Whilst it is important that children are aware of e-safety and act responsibly in terms of privacy settings, and the appropriateness of what they access via social media, it is essential that we equip them for the wider issues that they may encounter. In my research, forty children of 10 and 11 years of age, in their final year of primary school, Year 6, so called ‘tweens’ took part in focus groups, with activities that I designed to generate rich discussions (see pictures).

Using these activities allowed children to narrate their own experiences of using social media and discuss their digital identity from their own point of view.
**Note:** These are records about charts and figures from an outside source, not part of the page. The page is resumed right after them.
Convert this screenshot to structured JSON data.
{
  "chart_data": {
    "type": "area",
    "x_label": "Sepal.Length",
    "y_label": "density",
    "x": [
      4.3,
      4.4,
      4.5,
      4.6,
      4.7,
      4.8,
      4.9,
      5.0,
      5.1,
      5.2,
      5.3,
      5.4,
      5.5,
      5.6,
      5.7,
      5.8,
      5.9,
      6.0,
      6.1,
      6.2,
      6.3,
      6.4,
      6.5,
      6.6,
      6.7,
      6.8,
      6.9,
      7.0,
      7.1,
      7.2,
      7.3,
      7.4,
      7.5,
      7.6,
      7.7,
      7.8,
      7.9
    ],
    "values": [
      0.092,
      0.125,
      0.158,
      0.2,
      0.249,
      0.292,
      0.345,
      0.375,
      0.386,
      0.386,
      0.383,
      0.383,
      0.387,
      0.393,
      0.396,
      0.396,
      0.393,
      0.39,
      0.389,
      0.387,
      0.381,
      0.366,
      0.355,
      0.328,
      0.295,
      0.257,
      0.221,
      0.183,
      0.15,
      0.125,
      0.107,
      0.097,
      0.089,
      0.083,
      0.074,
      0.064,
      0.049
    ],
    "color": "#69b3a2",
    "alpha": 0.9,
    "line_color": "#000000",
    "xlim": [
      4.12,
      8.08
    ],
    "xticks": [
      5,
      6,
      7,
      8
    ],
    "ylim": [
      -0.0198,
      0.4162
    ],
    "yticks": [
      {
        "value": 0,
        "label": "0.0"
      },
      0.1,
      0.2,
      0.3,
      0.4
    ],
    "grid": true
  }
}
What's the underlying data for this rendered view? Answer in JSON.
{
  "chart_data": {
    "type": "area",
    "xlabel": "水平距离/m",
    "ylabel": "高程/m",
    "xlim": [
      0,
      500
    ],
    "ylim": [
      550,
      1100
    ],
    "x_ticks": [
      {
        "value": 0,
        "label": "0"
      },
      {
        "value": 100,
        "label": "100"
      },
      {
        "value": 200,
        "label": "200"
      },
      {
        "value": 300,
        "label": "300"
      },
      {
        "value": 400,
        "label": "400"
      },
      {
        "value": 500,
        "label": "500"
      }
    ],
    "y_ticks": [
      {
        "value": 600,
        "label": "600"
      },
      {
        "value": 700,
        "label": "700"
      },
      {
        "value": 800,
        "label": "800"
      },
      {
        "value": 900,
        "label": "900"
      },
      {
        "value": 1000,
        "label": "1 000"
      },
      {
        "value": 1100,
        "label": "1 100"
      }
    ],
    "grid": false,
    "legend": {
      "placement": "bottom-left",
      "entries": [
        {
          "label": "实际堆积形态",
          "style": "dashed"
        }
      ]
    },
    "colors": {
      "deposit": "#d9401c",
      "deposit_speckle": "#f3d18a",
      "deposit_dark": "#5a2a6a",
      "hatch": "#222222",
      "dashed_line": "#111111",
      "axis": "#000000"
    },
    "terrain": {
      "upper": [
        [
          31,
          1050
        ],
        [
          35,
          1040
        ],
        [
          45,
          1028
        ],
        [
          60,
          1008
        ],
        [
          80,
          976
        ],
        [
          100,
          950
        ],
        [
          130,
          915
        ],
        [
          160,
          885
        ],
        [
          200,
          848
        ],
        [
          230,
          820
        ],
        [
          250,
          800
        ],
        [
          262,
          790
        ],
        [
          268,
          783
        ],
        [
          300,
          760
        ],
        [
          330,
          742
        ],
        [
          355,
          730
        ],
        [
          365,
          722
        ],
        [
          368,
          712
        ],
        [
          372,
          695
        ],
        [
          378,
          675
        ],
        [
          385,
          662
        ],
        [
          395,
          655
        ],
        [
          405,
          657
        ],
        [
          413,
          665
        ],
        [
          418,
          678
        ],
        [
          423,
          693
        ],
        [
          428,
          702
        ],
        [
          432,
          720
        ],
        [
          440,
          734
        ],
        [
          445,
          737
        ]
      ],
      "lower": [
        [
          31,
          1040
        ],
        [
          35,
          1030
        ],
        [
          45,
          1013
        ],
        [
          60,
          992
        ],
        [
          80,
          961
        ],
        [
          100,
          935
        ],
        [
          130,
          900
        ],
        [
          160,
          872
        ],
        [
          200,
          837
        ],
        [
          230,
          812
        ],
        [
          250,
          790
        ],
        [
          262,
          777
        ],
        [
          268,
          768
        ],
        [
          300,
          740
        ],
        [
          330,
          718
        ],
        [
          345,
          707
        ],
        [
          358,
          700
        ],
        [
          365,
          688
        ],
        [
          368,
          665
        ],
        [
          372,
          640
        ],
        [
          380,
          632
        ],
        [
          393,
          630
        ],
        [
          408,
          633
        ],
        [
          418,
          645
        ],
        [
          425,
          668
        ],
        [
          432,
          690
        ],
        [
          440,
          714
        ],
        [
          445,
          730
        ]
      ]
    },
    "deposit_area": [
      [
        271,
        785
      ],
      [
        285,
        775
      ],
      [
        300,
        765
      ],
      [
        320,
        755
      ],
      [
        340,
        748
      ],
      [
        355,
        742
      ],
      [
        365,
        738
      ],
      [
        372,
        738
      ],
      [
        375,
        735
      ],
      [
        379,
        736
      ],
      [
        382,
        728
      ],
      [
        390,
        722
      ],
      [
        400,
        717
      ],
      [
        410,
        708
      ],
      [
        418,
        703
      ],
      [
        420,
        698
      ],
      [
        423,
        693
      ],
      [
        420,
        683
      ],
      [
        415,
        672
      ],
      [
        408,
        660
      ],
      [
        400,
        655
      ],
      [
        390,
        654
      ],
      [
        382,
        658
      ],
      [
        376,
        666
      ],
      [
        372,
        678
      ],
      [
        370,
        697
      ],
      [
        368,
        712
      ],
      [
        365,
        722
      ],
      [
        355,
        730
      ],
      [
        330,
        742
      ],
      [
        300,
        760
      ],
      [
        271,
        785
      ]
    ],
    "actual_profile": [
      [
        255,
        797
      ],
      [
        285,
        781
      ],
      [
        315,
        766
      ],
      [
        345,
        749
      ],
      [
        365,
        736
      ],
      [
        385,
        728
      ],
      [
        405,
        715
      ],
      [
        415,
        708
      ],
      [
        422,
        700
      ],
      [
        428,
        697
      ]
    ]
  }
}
This is important, as there is a lack of research with this age group and what we do know is often around teenager’s use or by what adults think they are experiencing.  

Children in my research showed agency and were discerning in how they used social media, for example, they were aware of possibly being groomed. One child said, “the biggest thing about social media is like a 70-year-old man could go and like make an account as if they were 15”. Various strategies were used to make themselves safe, including using privacy settings, not being photographed in their school uniform, and using ‘ghost mode’ on Snapchat. It was clear that e-safety messages that schools and parents emphasise were well understood and acted upon. However, perhaps the biggest mental health concern, was the way in which viewing idealised social media profiles and images, affected self-esteem, and incited facial and body comparison. There was a clear gender divide, with the discussions about filters. The boys revealed they used them for entertainment purposes, for example, using floppy dog ears and a large, exaggerated tongue to make their friends laugh. Whereas, in seven out of the eight focus groups, there were comments from the girls about how these filters “make you look prettier”, with talk about contouring, making cheekbones more prominent and skin flawless. One girl commented “I wish I was wearing a filter right now”. Feelings of self-worth were related “to make people interested in them”, which had a great emphasis on how they looked. 

In response to these findings, it is important that parents have conversations with their children about social media being others ‘highlight reel’ and how this can affect how they feel about themselves. With their permission, exploring their child’s social media feed, could instigate such discussions about the reasons why images and photographs are posted, how they may be enhanced and how this may affect how they feel. Rather than concentrating just on e-safety, the emotional repercussions of using social media needs to be addressed. Helping children articulate their emotions, validating them and discussing them in an open, non-judgemental way could be the key to equipping children with the necessary tools to staying emotionally resilient within an ever-changing digital space.